3-4 year investment horizon may be necessary for returns

Investors with a high risk appetite can consider subscribing to the initial public offer of PTC Financial Services (PTC Finance), an infrastructure financing company. PTC Finance is a subsidiary of Power Trading Corporation and has benefitted from its parentage by way of initial referrals for equity and debt financing. PTC Finance engages not only in debt financing of power generation projects but also picks up equity stakes in them.

The offer size is Rs 433 crore, with Rs 352 crore worth of fresh equity, bolstering the company's capital base. At the upper end of the price band for retail investors (Rs 27), the stock is offered at 1.47 times its expected FY-11 book post-equity infusion. The price-earnings multiple would be 33 times of expected FY-11 earnings. The price band of PTC Finance is Rs 26-Rs 28 a share with Re 1 discount to retail investors.

However, that book value mainly represents the equity infusion. The company is under-leveraged and the return on equity has to go up significantly over the next couple of years to justify this valuation. Therefore, a 3-4 year investment horizon may be necessary for decent returns from the stock. Other finance companies in similar businesses — Power Finance Corporation, REC and IDFC are trading at price-book ratios of 1.8-2 times.

The long-term debt-equity ratio of the company is 0.46 as against five times in case other infra financing companies.

Financing opportunity

Power sector financing continues to be untapped despite huge inflows into the sector. Power financing needs in the country are large given the spending of Rs 10 lakh crore in the current Five-Year Plan (2007-12), and Rs 12 lakh crore outlay during the 12th Five-Year Plan. Around 50 per cent of the outlay would fund power generation assets.

The key differentiator for PTC Finance is its equity portfolio (principal investments) in projects usually referred by its parent, which has signed power purchase agreements. These investments have the potential to yield higher returns than debt, if the projects take off on time. In some cases agreements give the company attractive post-tax returns after buyback by the promoter. Additionally, PTC Finance also has an exit route available by way of IPO or put option in medium-term which offers value unlocking opportunities.

The current equity investment book is at Rs 418 crore with additional investment commitments of Rs 143 crore. The capacity of the projects in which PTC Finance committed to equity stood at 3,221 MW with around 175.6 MW operational. In future, the equity investments may be constrained given that it can only fund sub-Rs 100 crore equity investments.

Debt financing

PTC Finance has a modest debt portfolio of Rs 595 crore and close to three times its current loan book is sanctioned and yet to be disbursed. The portfolio has no non-performing assets. However, given that the projects may be in the early stages of commissioning, it is too early to comment on the quality. The portfolio also includes renewable energy.

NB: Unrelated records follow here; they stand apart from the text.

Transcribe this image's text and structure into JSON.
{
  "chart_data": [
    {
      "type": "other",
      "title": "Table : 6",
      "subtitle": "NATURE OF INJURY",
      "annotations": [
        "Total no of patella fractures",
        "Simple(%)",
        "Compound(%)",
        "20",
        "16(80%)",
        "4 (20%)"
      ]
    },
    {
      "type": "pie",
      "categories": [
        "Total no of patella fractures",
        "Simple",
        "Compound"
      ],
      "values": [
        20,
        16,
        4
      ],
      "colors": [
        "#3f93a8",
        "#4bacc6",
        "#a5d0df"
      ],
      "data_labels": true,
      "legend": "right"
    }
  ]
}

The sanctioned portfolio is supporting a capacity of 8,928 MW with a yield close to 16 per cent. Such high yields are translating into strong spreads even as the cost of funds is high at 10.17 per cent.

Two trends are likely. One, the yields may moderate as the company may fund bigger projects, with the portfolio shifting to longer maturities.

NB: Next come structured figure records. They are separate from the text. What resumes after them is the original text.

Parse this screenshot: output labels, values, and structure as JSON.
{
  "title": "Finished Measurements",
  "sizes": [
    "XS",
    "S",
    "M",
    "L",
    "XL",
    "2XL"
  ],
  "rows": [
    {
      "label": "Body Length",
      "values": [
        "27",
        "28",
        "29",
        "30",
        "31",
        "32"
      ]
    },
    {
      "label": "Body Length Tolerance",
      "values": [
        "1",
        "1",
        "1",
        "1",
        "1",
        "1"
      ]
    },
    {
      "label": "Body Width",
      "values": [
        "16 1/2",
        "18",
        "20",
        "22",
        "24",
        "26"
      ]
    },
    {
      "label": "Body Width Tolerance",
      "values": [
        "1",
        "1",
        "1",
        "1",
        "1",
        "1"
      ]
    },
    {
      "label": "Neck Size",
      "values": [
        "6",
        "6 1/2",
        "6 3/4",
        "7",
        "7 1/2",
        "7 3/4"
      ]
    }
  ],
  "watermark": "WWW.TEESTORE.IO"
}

Secondly, the cost of funds may also come down as it diversifies its resource base with instruments such as retail infrastructure bonds and external commercial borrowings.

Even as these two factors neutralise each other to some extent, the current spread of 5.5 per cent may not be sustainable without deploying in high risk assets. The yields on loans have come down from 19 per cent in FY-10 to 15.74 per cent during nine months ended FY-11 (annualised). The yields are 3-4 percentage points higher than PFC and REC.

Near-term rate risk

Rising interest rates may not be a big concern for PTC Finance given the under-leveraged nature of the company. After capital infusion, the December-end capital adequacy would go up from 60.57 per cent to 94 per cent. Additionally, the pricing power of PTC Finance is high given that 85 per cent of the loans are on floating rate.

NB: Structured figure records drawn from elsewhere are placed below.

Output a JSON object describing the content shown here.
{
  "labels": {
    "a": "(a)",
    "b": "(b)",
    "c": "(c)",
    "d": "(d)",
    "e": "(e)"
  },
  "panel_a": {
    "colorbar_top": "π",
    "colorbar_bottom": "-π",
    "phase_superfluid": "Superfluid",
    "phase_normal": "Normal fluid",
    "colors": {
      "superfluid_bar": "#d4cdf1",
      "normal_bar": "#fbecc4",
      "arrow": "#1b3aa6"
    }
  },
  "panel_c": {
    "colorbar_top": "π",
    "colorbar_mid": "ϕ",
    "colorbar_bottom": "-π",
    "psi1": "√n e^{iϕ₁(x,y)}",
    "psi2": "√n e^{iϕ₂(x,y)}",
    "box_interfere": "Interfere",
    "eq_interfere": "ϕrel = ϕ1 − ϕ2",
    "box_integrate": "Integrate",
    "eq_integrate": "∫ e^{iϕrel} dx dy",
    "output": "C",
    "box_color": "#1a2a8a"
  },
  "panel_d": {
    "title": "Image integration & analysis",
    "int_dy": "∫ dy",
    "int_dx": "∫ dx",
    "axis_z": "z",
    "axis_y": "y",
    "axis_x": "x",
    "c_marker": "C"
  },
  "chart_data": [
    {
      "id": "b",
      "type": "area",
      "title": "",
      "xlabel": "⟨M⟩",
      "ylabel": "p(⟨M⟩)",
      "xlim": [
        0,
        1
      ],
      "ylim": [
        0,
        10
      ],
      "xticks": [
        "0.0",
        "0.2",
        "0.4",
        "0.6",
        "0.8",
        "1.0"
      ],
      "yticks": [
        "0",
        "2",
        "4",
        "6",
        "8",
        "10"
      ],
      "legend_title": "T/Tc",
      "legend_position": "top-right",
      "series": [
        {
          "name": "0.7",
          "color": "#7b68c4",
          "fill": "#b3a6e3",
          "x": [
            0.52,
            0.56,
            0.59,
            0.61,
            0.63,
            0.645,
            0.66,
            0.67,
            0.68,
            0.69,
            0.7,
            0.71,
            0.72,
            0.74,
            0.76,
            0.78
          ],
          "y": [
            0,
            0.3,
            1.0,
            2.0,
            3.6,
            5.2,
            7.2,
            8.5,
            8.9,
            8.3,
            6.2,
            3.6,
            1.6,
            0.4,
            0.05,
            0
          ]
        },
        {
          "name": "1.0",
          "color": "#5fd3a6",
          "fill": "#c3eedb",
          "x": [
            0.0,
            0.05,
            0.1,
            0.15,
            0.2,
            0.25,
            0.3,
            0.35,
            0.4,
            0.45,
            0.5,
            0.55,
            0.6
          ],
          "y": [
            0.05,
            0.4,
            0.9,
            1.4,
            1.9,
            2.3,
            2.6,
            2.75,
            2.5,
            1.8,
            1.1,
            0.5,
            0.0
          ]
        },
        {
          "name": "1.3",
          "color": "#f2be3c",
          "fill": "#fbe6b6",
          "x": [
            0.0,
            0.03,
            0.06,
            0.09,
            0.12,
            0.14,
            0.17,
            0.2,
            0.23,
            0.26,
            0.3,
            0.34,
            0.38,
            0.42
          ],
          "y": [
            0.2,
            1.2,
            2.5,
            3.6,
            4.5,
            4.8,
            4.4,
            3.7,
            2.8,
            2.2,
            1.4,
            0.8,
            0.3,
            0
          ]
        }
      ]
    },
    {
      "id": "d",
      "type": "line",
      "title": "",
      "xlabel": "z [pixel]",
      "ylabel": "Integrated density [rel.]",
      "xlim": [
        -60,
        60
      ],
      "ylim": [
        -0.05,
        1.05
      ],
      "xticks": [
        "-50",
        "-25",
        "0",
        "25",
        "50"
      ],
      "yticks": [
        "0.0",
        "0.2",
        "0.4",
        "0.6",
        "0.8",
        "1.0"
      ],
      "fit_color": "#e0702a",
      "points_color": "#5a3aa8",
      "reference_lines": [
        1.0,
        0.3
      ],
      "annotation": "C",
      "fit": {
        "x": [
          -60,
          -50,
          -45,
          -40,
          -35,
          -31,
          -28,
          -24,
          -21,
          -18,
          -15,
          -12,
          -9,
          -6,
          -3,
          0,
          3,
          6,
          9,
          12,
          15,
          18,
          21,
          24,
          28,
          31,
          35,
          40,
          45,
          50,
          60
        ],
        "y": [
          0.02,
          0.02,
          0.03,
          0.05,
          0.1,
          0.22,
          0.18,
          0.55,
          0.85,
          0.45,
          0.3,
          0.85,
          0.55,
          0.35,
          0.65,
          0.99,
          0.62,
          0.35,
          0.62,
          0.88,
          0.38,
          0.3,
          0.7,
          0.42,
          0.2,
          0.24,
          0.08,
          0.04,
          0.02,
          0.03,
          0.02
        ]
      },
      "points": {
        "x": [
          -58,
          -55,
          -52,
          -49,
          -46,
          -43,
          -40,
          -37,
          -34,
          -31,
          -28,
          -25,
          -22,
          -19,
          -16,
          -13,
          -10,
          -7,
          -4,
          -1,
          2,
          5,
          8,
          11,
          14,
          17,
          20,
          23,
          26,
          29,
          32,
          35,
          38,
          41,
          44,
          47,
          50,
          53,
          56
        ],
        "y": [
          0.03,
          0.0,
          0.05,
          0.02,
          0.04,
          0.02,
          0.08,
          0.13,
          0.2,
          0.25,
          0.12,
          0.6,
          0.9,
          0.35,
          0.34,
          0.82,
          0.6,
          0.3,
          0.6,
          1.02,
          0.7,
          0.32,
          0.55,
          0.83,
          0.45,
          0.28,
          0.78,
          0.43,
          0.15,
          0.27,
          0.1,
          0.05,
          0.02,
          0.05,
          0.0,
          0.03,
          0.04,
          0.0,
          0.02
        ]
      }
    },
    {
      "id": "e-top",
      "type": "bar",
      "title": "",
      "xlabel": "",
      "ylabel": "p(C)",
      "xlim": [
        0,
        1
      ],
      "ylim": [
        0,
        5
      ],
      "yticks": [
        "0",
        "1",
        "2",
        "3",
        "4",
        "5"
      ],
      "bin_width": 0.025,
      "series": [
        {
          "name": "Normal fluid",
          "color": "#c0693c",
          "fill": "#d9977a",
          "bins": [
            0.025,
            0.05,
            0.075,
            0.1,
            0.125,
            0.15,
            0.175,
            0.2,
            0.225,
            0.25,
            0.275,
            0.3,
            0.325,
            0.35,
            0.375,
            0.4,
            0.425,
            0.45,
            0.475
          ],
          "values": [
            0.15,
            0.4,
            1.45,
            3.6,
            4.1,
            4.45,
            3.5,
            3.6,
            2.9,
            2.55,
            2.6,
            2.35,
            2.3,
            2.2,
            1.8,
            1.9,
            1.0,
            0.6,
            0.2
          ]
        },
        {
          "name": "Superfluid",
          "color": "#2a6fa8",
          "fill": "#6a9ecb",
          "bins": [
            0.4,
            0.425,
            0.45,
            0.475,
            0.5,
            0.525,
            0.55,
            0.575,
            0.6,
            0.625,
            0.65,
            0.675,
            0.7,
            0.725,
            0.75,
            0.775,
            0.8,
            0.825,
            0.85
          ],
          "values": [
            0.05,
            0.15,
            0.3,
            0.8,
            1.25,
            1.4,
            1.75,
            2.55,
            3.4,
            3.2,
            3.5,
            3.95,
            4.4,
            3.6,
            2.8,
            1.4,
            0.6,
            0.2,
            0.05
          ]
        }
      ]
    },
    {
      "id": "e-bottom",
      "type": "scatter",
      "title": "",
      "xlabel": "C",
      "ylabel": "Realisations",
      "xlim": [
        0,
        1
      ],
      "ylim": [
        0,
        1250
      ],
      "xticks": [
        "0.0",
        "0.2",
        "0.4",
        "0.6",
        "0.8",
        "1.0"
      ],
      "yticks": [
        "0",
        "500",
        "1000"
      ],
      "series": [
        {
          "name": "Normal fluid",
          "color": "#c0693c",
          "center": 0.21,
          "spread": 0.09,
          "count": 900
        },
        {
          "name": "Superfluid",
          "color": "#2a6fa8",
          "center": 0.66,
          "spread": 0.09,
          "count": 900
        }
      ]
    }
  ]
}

For the nine months ended December 2010, the company posted a net profit of Rs 32 crore up from Rs 25 crore during the whole of previous fiscal. The company is also engaged in advisory services and buys future carbon credits for selling it to a third party. For nine months ended December 2010, the return on net worth (annualised) for the company worked out to 6.4 per cent. This may improve significantly as the company uses more debt for on-lending.

Despite strong demand for financing, PTC Finance stock may only suit investors with high-risk appetite. For one, it has a short operational history. Two, equity exposures while giving higher return on capital employed may be more risky.